I need to leave the Spanish tracks at home I guess. Maybe stick to instrumentals? That and pay better attention when I skate.
After all, if I can screw up that badly, then so can you.
While nothing is broken, it took me four days to get flexible enough to be able to do a full look over my own body. This was one of those falls that make you look like Nick Nolte in the first scenes of North Dallas Forty where this utterly worn out football player is shown slowly lowering himself into a tub of water while cutaway scenes of him getting slammed on a football gridiron over and over show you why you may want to consider a non impact sport.

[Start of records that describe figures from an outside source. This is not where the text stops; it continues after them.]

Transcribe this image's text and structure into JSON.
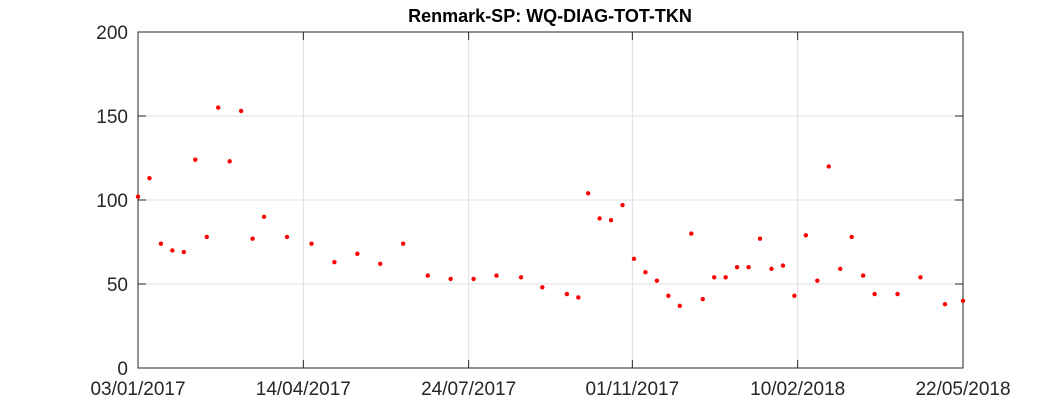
{
  "chart_data": {
    "type": "scatter",
    "title": "Renmark-SP: WQ-DIAG-TOT-TKN",
    "xlabel": "",
    "ylabel": "",
    "xlim": [
      "2017-01-03",
      "2018-05-22"
    ],
    "ylim": [
      0,
      200
    ],
    "x_ticks": [
      "03/01/2017",
      "14/04/2017",
      "24/07/2017",
      "01/11/2017",
      "10/02/2018",
      "22/05/2018"
    ],
    "y_ticks": [
      "0",
      "50",
      "100",
      "150",
      "200"
    ],
    "grid": true,
    "marker_color": "#ff0000",
    "series": [
      {
        "x": [
          "2017-01-03",
          "2017-01-10",
          "2017-01-17",
          "2017-01-24",
          "2017-01-31",
          "2017-02-07",
          "2017-02-14",
          "2017-02-21",
          "2017-02-28",
          "2017-03-07",
          "2017-03-14",
          "2017-03-21",
          "2017-04-04",
          "2017-04-19",
          "2017-05-03",
          "2017-05-17",
          "2017-05-31",
          "2017-06-14",
          "2017-06-29",
          "2017-07-13",
          "2017-07-27",
          "2017-08-10",
          "2017-08-25",
          "2017-09-07",
          "2017-09-22",
          "2017-09-29",
          "2017-10-05",
          "2017-10-12",
          "2017-10-19",
          "2017-10-26",
          "2017-11-02",
          "2017-11-09",
          "2017-11-16",
          "2017-11-23",
          "2017-11-30",
          "2017-12-07",
          "2017-12-14",
          "2017-12-21",
          "2017-12-28",
          "2018-01-04",
          "2018-01-11",
          "2018-01-18",
          "2018-01-25",
          "2018-02-01",
          "2018-02-08",
          "2018-02-15",
          "2018-02-22",
          "2018-03-01",
          "2018-03-08",
          "2018-03-15",
          "2018-03-22",
          "2018-03-29",
          "2018-04-12",
          "2018-04-26",
          "2018-05-11",
          "2018-05-22"
        ],
        "values": [
          102,
          113,
          74,
          70,
          69,
          124,
          78,
          155,
          123,
          153,
          77,
          90,
          78,
          74,
          63,
          68,
          62,
          74,
          55,
          53,
          53,
          55,
          54,
          48,
          44,
          42,
          104,
          89,
          88,
          97,
          65,
          57,
          52,
          43,
          37,
          80,
          41,
          54,
          54,
          60,
          60,
          77,
          59,
          61,
          43,
          79,
          52,
          120,
          59,
          78,
          55,
          44,
          44,
          54,
          38,
          40
        ]
      }
    ]
  }
}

My lower back has a deep black bruise where my body made first contact with asphalt.
Skating is non impact, unless you fall. And hey, you can get a tiddly stuck in your eye if you are too competitive in Tiddly Winks too, right?
It took four days to be fully mobile, for the muscle groups to be smooth enough that I was able to roll in bed without screaming out in agony, for my digestive tract to relax and be "regular".
Never had that happen before.
But anyone in any sport, especially at a beginners level or an elite level can injure themselves.
Take an elite level participant starting over and you just might want to leave the music off and at home.
The skates, helmet, pads, and skate pack all hit the floor. Everything but the skate boots made it into the closet. I left the skates out to tell myself I will be on the trail again. Just not today. Maybe the day after tomorrow. Maybe next week.
That's the thing. Recuperate like you need to but get on the trail. Besides, I have a 25 year old Xmas dinner to work off next time out.
A minute on your lips, a decade on your hips, a workout leaves it on the trail.
Trust me on that one. All at 100 calories per mile at my level.
So how about it? Ready for that training session? Yeah, give me about a week, I'll be starting out slow.